RIKEN Structural Biology Laboratory
Title: Structures and functions of seven-transmembrane helix receptors
Shigeyuki Yokoyama obtained his PhD degree from The University of Tokyo in 1981. He was associate professor (1986–1991) and professor (1991–2012) at The University of Tokyo, and now is emeritus professor. He was also appointed director of the Cellular Signaling Laboratory (1993–2004), the Structural Molecular Biology Laboratory (2004-2006), the Protein Research Group (1998–2008), and the Systems and Structural Biology Center (2008–2013). He is distinguished senior scientist and directing the Structural Biology Laboratory at RIKEN. He has published more than 800 papers, and has been serving as editorial board members of Nucleic Acids Research etc.
The adiponectin receptors, AdipoR1 and AdipoR2, are key anti-diabetic molecules. AdipoR1 and AdipoR2 are seven transmembrane helix receptor proteins orienting their N- and C-termini on the intracellular and extracellular sides, respectively, which is opposite to G-protein coupled receptors (GPCRs). We determined the crystal structures of human AdipoR1 and AdipoR2, and found that they represent a novel class of receptor structure. The seven transmembrane helices form a large internal cavity, in which three conserved His residues coordinate a zinc ion. This zinc-coordinated structure indicates that AdipoR1 and AdipoR2 are hydrolytic enzymes. Both AdipoR1 and AdipoR2 assume the closed and open forms. The lipids bound in the closed and open forms were identified, which indicated that the zinc-coordinated structure is for lipid hydrolysis.

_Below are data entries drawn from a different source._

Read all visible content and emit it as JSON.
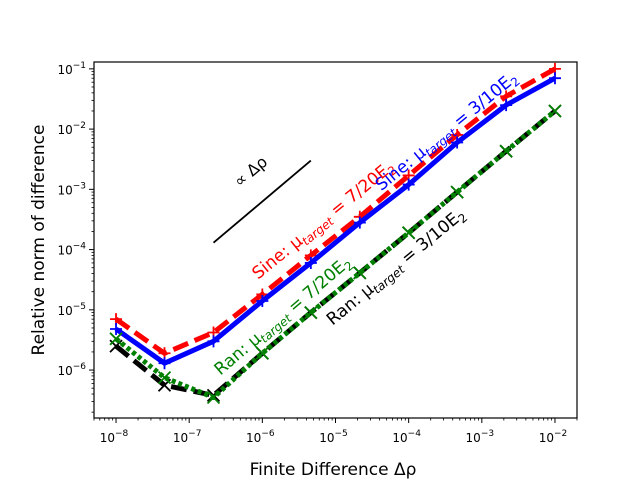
{
  "chart_data": {
    "type": "line",
    "title": "",
    "xlabel": "Finite Difference Δρ",
    "ylabel": "Relative norm of difference",
    "xscale": "log",
    "yscale": "log",
    "xlim": [
      5e-09,
      0.02
    ],
    "ylim": [
      1.6e-07,
      0.13
    ],
    "grid": false,
    "legend": "none",
    "x_ticks": [
      {
        "value": 1e-08,
        "base": "10",
        "exp": "−8"
      },
      {
        "value": 1e-07,
        "base": "10",
        "exp": "−7"
      },
      {
        "value": 1e-06,
        "base": "10",
        "exp": "−6"
      },
      {
        "value": 1e-05,
        "base": "10",
        "exp": "−5"
      },
      {
        "value": 0.0001,
        "base": "10",
        "exp": "−4"
      },
      {
        "value": 0.001,
        "base": "10",
        "exp": "−3"
      },
      {
        "value": 0.01,
        "base": "10",
        "exp": "−2"
      }
    ],
    "y_ticks": [
      {
        "value": 1e-06,
        "base": "10",
        "exp": "−6"
      },
      {
        "value": 1e-05,
        "base": "10",
        "exp": "−5"
      },
      {
        "value": 0.0001,
        "base": "10",
        "exp": "−4"
      },
      {
        "value": 0.001,
        "base": "10",
        "exp": "−3"
      },
      {
        "value": 0.01,
        "base": "10",
        "exp": "−2"
      },
      {
        "value": 0.1,
        "base": "10",
        "exp": "−1"
      }
    ],
    "series": [
      {
        "name": "Sine: μtarget = 7/20E2",
        "color": "#ff0000",
        "style": "dashed",
        "marker": "plus",
        "x": [
          1e-08,
          4.6e-08,
          2.15e-07,
          1e-06,
          4.6e-06,
          2.15e-05,
          0.0001,
          0.00046,
          0.00215,
          0.01
        ],
        "y": [
          7e-06,
          1.9e-06,
          4.2e-06,
          1.8e-05,
          8e-05,
          0.00035,
          0.0017,
          0.008,
          0.035,
          0.1
        ]
      },
      {
        "name": "Sine: μtarget = 3/10E2",
        "color": "#0000ff",
        "style": "solid",
        "marker": "plus",
        "x": [
          1e-08,
          4.6e-08,
          2.15e-07,
          1e-06,
          4.6e-06,
          2.15e-05,
          0.0001,
          0.00046,
          0.00215,
          0.01
        ],
        "y": [
          4.8e-06,
          1.3e-06,
          3e-06,
          1.4e-05,
          6e-05,
          0.00028,
          0.0012,
          0.006,
          0.025,
          0.07
        ]
      },
      {
        "name": "Ran: μtarget = 3/10E2",
        "color": "#000000",
        "style": "dashed",
        "marker": "x",
        "x": [
          1e-08,
          4.6e-08,
          2.15e-07,
          1e-06,
          4.6e-06,
          2.15e-05,
          0.0001,
          0.00046,
          0.00215,
          0.01
        ],
        "y": [
          2.5e-06,
          5.6e-07,
          3.8e-07,
          1.9e-06,
          9e-06,
          4.1e-05,
          0.00019,
          0.0009,
          0.0043,
          0.02
        ]
      },
      {
        "name": "Ran: μtarget = 7/20E2",
        "color": "#008000",
        "style": "dotted",
        "marker": "x",
        "x": [
          1e-08,
          4.6e-08,
          2.15e-07,
          1e-06,
          4.6e-06,
          2.15e-05,
          0.0001,
          0.00046,
          0.00215,
          0.01
        ],
        "y": [
          3.3e-06,
          7.5e-07,
          3.5e-07,
          1.9e-06,
          9e-06,
          4.1e-05,
          0.00019,
          0.0009,
          0.0043,
          0.02
        ]
      }
    ],
    "reference_line": {
      "label": "∝ Δρ",
      "x": [
        2.15e-07,
        4.6e-06
      ],
      "y": [
        0.00013,
        0.003
      ]
    },
    "annotations": [
      {
        "series": 0,
        "prefix": "Sine: μ",
        "sub": "target",
        "suffix": " = 7/20E",
        "sub2": "2",
        "color": "#ff0000"
      },
      {
        "series": 1,
        "prefix": "Sine: μ",
        "sub": "target",
        "suffix": " = 3/10E",
        "sub2": "2",
        "color": "#0000ff"
      },
      {
        "series": 3,
        "prefix": "Ran: μ",
        "sub": "target",
        "suffix": " = 7/20E",
        "sub2": "2",
        "color": "#008000"
      },
      {
        "series": 2,
        "prefix": "Ran: μ",
        "sub": "target",
        "suffix": " = 3/10E",
        "sub2": "2",
        "color": "#000000"
      }
    ]
  }
}
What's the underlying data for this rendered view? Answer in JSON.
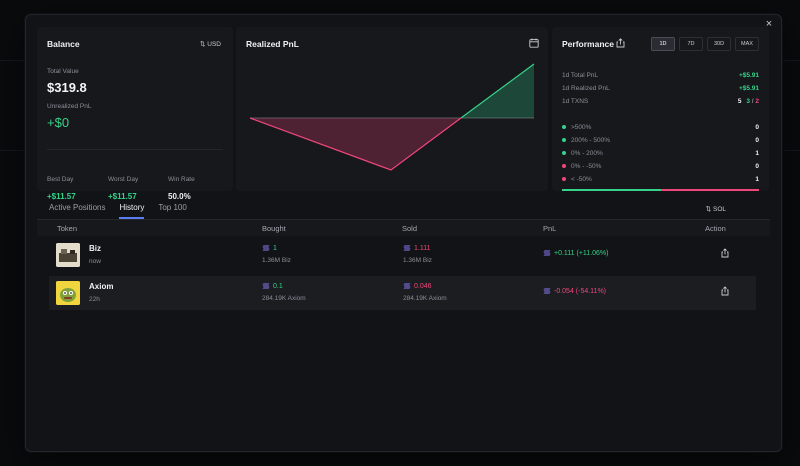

We determined the crystal structure of a GPCR, leukotriene B4 (LTB4) receptor BLT1, bound with an antagonist. BLT1 exhibits the canonical seven transmembrane helix structure. The binding mode of the antagonist is characteristic, and is expected to be useful for further drug development.
We applied the cell-free protein synthesis method to production of GPCRs. By adding a mixture of mammalian lipids in the cell-free reaction, GPCRs were synthesized and folded with lipids. This method is useful for large-scale production of high quality GPCR samples for structural and functional studies.